Le Capital des Mots.

Le Capital des Mots.

Revue littéraire animée par Eric Dubois. Dépôt légal BNF. ISSN 2268-3321. © Le Capital des Mots. 2007-2020. Illustration : Gilles Bizien. Tous droits réservés.


LE CAPITAL DES MOTS - NADINE TRAVACCA

Publié par Le Capital des Mots sur 3 Décembre 2019, 11:35am

Catégories : #récits, #nouvelles

Papotages

 

Avant de se transformer en étuve aux heures chaudes de l’après-midi, le séjour restait l’endroit le plus frais de la maison. Nous y étions installées, ma mère tassée au fond d’un fauteuil défraîchi, moi vautrée sur le canapé du salon, jambes pendantes sur l’un des accoudoirs. Elle portait l’une de ses blouses fleuries en nylon, une matière sans grâce qui flottait autour de son corps en retenant la transpiration mais dont elle appréciait le côté pratique puisque le tissu ne froissait pas et séchait rapidement. J’avais cessé d’en débattre le jour où j’avais compris qu’à son époque l’avènement du fil synthétique avait révolutionné, en les simplifiant, les corvées de lessive.

 Elle me raconta une anecdote, quelque commérage de voisinage auquel elle se laissait parfois aller. L’histoire ne m’intéressait guère, je connaissais à peine les gens dont elle me parlait et ignorais tout de leur vie. Je ne séjournais dans cette maison qu’une dizaine de jours en été, trop peu de temps pour tisser des liens véritables avec l’entourage. Je la laissais dire sans bien écouter. Un mot soudain dans son discours retint mon attention - le nom d’une ville éloignée qui m’était familière et demeurait chère à mon cœur - et comme je lui demandais de répéter ce qu’elle venait de dire, elle partit d’un rire étrange qui me fit l’effet d’une détonation.

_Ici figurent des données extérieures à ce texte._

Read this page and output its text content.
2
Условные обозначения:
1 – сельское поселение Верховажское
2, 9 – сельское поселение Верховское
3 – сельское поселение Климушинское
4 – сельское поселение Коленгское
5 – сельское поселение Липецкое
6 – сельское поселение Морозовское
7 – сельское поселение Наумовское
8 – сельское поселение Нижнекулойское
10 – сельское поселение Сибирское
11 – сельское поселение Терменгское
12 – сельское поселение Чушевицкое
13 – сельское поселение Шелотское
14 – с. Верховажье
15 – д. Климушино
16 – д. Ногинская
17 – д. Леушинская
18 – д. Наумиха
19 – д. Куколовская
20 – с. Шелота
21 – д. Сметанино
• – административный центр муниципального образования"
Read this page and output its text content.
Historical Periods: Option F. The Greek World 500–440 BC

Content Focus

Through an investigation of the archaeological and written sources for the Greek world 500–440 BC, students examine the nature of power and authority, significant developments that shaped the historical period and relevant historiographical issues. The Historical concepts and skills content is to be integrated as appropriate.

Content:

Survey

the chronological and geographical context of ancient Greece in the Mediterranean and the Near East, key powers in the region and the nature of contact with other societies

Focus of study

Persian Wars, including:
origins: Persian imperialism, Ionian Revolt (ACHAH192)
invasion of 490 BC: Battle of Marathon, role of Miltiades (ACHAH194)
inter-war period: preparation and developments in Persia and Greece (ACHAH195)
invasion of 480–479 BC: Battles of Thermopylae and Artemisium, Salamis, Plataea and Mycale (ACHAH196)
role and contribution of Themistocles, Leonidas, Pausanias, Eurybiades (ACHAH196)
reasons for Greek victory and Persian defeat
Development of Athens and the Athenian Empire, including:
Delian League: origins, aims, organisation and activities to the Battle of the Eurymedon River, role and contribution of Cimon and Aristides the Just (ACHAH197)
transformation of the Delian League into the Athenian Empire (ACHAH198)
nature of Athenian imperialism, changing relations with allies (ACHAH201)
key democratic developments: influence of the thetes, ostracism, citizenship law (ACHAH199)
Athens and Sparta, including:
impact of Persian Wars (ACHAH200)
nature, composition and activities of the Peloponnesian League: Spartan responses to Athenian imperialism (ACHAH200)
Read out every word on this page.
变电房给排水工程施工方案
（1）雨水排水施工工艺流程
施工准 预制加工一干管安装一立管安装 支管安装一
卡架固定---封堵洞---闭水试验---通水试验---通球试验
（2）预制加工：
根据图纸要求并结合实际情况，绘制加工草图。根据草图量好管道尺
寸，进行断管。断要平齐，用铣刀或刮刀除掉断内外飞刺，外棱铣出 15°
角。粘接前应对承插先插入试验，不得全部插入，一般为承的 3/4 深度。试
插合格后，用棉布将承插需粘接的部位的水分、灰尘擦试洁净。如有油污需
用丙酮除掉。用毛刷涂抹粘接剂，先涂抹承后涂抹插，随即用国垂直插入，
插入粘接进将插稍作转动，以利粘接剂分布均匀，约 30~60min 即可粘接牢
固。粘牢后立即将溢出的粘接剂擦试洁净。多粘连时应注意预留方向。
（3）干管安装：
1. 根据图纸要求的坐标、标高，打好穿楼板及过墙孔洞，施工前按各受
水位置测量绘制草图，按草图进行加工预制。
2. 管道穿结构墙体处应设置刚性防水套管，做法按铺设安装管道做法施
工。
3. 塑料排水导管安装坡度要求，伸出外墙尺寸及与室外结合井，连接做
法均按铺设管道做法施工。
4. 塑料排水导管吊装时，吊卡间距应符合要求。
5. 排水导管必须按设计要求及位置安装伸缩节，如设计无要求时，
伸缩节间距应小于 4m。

Elle avait porté la main à sa gorge, les doigts qu’elle tenait largement écartés broyaient l’encolure de la blouse comme si elle voulait protéger son cou et retenir les sons qui s’échappaient en cascades. Sa tête se renversa en arrière, et j’eus alors l’impression qu’elle ne riait pas comme je l’avais cru d’abord mais que de sa bouche sortait un cri, longtemps retenu, un cri comme une supplication.

Elle perçut mon hésitation, lut l’inquiétude dans mes yeux comme si je redevenais l’enfant dont elle débusquait l’inattention. Lorsqu’elle eut retrouvé son assise habituelle, elle ne fit aucune allusion à ma question m’assurant qu’un souvenir cocasse lui avait traversé l’esprit et que – maléfice de la vieillesse qui s’installait - son rire s’était étranglé.

Je n’y crus pas une seconde mais elle m’offrait une sortie. Je lui affirmai qu’elle vivrait centenaire et me dirigeai vers la cuisine pour réchauffer du café.

 

NADINE TRAVACCA 

 

Elle se présente :

Nadine Travacca vit en Savoie et publie des textes poétiques en revue papier et numérique.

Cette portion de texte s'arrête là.